Oberlandesgericht Braunschweig
Beschluss
Geschäftsnummer: 1 Ss 14/15
AG Braunschweig: 6 Ds 400 Js 47400/12
StA Braunschweig: 400 Js 47400/12
GenStA Braunschweig: 205 Ss 8/15
In der Strafsache
g e g e n
U. F. ,
geboren am 1962 in W.,
wohnhaft ………,
- Verteidiger:
Rechtsanwalt ……… -
wegen Vorenthalten und Veruntreuen von Arbeitsentgelt
hat der 1. Strafsenat des Oberlandesgerichts Braunschweig
am 27. Mai 2015 beschlossen:
Auf die Revision des Angeklagten wird das Urteil des Amtsgerichts Braunschweig vom 1. Dezember 2014 aufgehoben.
Die Sache wird zur erneuten Verhandlung und Entscheidung - auch über die Kosten der Revision - an eine andere Abteilung des Amtsgerichts Braunschweig zurückverwiesen.
G r ü n d e :
I.
Durch das angefochtene Urteil hat das Amtsgericht Braunschweig den Angeklagten wegen Vorenthalten und Veruntreuen von Arbeitsentgelt in 13 Fällen mit einer Gesamtgeldstrafe von 90 Tagessätzen zu je 60,- € belegt.
Nach den Urteilsfeststellungen erklärte sich der Angeklagte, der im Hauptberuf Polizeibeamter ist, Ende der 90er Jahre „aus Freundschaft und alter Verbundenheit“ dazu bereit, sich als Inhaber der Einzelfirma G. Transporte, Braunschweig, eintragen zu lassen. Tatsächlich sei das Unternehmen jedoch - wie von Anfang an beabsichtigt - allein von dem Zeugen A. D. geführt worden. Außerdem habe der Angeklagte die Geschäftsführung der G. D. Spedition GmbH mit Sitz in B. übernommen. Tatsächlich sei er jedoch lediglich „Strohmann“ der GmbH gewesen.

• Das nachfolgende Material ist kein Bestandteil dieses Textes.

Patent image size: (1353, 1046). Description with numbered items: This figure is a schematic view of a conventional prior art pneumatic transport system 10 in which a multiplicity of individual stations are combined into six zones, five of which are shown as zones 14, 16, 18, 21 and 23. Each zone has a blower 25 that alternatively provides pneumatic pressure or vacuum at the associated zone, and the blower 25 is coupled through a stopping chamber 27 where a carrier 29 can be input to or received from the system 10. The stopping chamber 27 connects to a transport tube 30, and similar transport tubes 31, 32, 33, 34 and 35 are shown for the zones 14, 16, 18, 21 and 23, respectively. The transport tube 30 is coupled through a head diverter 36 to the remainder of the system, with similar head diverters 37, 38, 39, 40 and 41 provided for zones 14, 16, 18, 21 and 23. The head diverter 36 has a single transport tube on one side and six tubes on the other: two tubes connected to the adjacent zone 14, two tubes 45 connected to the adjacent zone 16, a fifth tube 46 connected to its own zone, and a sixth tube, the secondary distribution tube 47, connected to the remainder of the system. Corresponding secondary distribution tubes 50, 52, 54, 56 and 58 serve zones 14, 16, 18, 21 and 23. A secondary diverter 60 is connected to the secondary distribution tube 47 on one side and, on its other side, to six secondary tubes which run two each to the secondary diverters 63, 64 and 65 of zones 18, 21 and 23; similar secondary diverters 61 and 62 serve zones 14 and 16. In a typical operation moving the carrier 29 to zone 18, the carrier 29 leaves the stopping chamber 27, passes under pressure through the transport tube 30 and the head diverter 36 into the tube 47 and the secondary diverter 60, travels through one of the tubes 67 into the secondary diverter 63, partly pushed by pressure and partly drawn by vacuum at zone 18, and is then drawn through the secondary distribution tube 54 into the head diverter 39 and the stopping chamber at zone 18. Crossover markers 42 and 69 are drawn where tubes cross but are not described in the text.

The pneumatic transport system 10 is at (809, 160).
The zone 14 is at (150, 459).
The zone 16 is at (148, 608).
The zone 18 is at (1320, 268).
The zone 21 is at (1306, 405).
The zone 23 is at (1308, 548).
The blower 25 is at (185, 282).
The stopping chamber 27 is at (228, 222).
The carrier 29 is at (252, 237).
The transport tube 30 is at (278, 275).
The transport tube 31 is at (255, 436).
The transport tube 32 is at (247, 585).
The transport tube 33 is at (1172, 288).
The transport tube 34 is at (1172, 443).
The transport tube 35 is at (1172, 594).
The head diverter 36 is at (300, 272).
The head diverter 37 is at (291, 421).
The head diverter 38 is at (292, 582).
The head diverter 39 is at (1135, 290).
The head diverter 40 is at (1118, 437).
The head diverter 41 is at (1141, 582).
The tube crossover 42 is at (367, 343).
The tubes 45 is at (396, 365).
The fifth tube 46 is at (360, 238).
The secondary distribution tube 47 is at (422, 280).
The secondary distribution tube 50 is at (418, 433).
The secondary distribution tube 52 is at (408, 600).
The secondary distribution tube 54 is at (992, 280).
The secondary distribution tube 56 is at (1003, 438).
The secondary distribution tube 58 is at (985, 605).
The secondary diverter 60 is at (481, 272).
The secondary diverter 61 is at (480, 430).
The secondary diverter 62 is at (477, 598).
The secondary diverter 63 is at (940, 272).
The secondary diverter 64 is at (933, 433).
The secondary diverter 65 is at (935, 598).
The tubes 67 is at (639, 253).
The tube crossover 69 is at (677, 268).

Die Geschäfte der Gesellschaft seien ebenfalls von A. D. geführt worden. Sowohl die Einzelfirma (Taten Nr. 1 bis Nr. 11) als auch die GmbH (Taten Nr. 12 und Nr. 13) führten nach den Feststellungen des Amtsgerichts keine Arbeitnehmerbeiträge zur Sozialversicherung ab. Dem Angeklagten sei „die schlechte finanzielle Situation“ beider Unternehmen (Ursache für die Beitragsrückstände) bewusst gewesen, weil er am 17. Januar 2012 erlebt habe, dass das Finanzamt ohne Erfolg in das Vermögen der GmbH gepfändet habe. Wegen der einzelnen, im Zeitraum von Januar 2012 bis März 2012 aufgetretenen Beitragsrückstände sowie wegen der betroffenen Krankenkassen und Arbeitnehmer wird auf die Feststellungen des Urteils vom 1. Dezember 2014 verwiesen.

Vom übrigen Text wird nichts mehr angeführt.